Yesterday, I wrote about a vote of no confidence by the faculty of Eastern Gateway Community College. It’s not uncommon for a faculty union to issue such a vote when there are problems between themselves and the administration. It is less common for the faculty to hold a vote of no confidence in the institution’s trustees.
Clearly, the Eastern Gateway Community College Education Association (EGCCEA) is sending a message to the Higher Learning Commission, which accredits EGCC. EGCC has been on probation since 2021 for a range of deficiencies, including the number of students per teacher, the quality of the online educational experience, and questions regarding the school’s financial arrangement with its online program manager.
The EGCCEA wants the HLC to know that the problems the HLC noted in November 2021 are still present in November 2023. EGCC has a new interim president, but the problems have remained. HLC issued a report in 2022 saying that while EGCC had corrected some deficiencies, it had acquired others in the meantime. At that time (in mid-2022), HLC was not willing to remove the school’s probationary status.
According to its statement, issued Friday, the EGCCEA believes its membership has done what it can to support the students and the school as it works through its problems. It claims that neither the school’s administration nor its Trustees have done their part to move the school forward and out of its current perils.
The vote of no confidence in the school’s administration should come as no surprise. EGCC’s current and most recent presidents previously served as the school’s Chief Financial Officers.
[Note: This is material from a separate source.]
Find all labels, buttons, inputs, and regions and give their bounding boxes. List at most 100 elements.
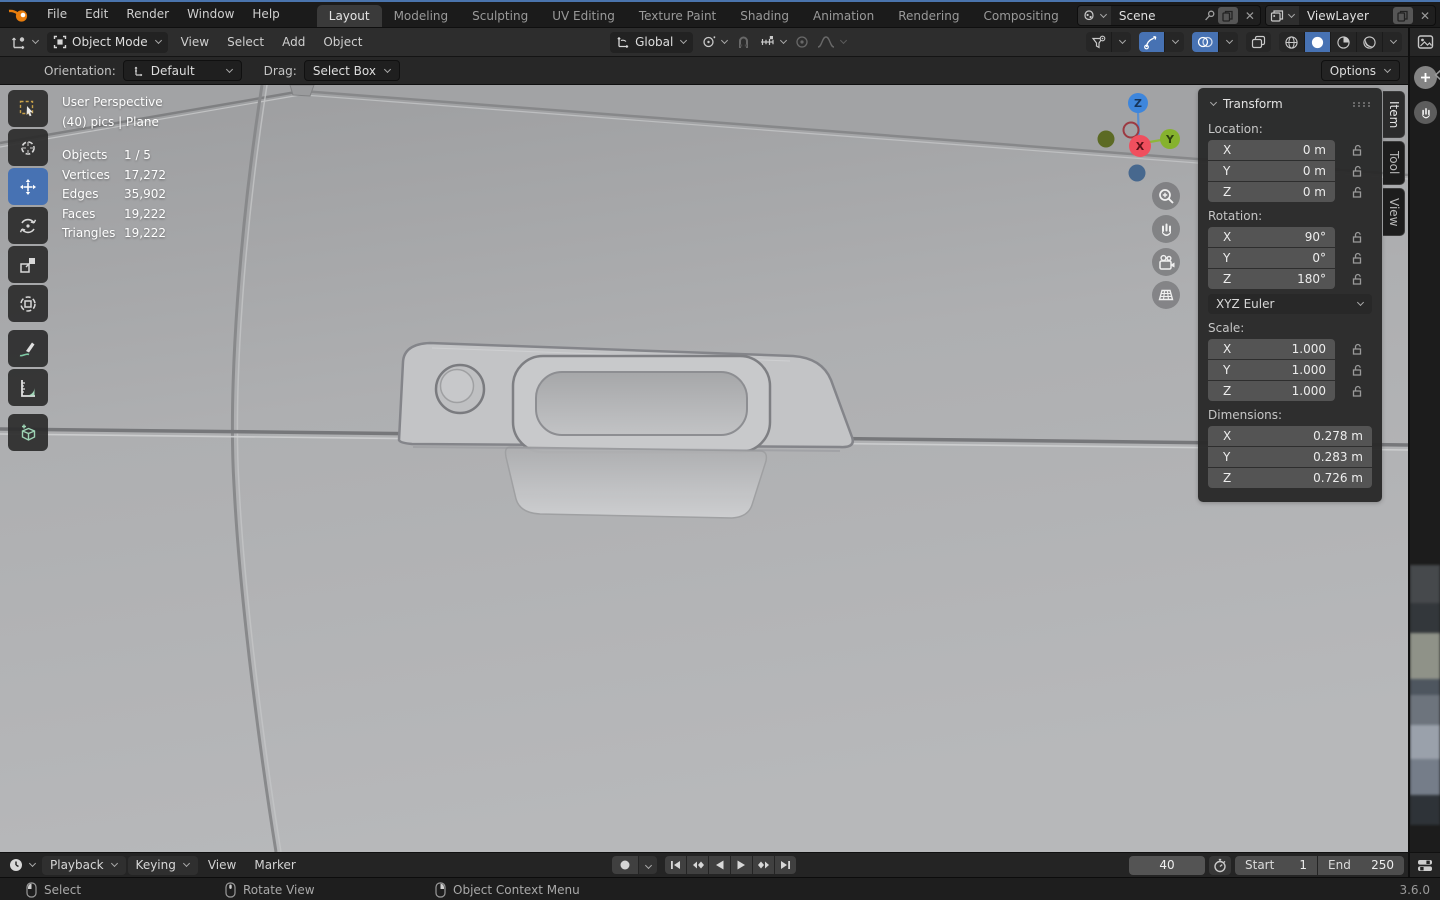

That’s a clear sign to anyone who’s listening that the focus of the school administration is on making money, not on providing the highest quality academic experience for the students.
Community may be left to pick up the pieces of EGCC
However, the vote of no confidence in the Board of Trustees is slightly different. In theory, when a school’s administration does not act in the best interests of its students and its community, the Trustees are there to direct the administration. If necessary, they have the power to remove the Administration.
In this case, the Trustees are clearly more interested in turning a profit than they are in looking out for the best interests of the 5% of in-district students that EGCC serves. There’s nothing legally or technically wrong with turning a profit in higher education. For-profit schools exist as part of the higher education landscape. The enormous costs associated with this approach to higher education often leave students heavily mired in debt with few job prospects and no way to transfer their credits to a lower-cost, higher-quality institution.
I am interested to know how the HLC will react to the vote of no confidence in the EGCC Trustees, and whether they share the faculty’s concerns that the elected officials at EGCC are not providing the oversight their positions require.
Should EGCC lose its accreditation, its elected Trustees and the school administration will simply disappear, proclaiming to anyone who will listen that they did what they could to save the school. The Steubenville/Youngstown communities will have lost the community college which they have invested millions in over the past five-and-a-half decades for the benefit of its few thousand in-district students.
For what it’s worth, AFSCME already has other institutions lined up to take EGCC’s place.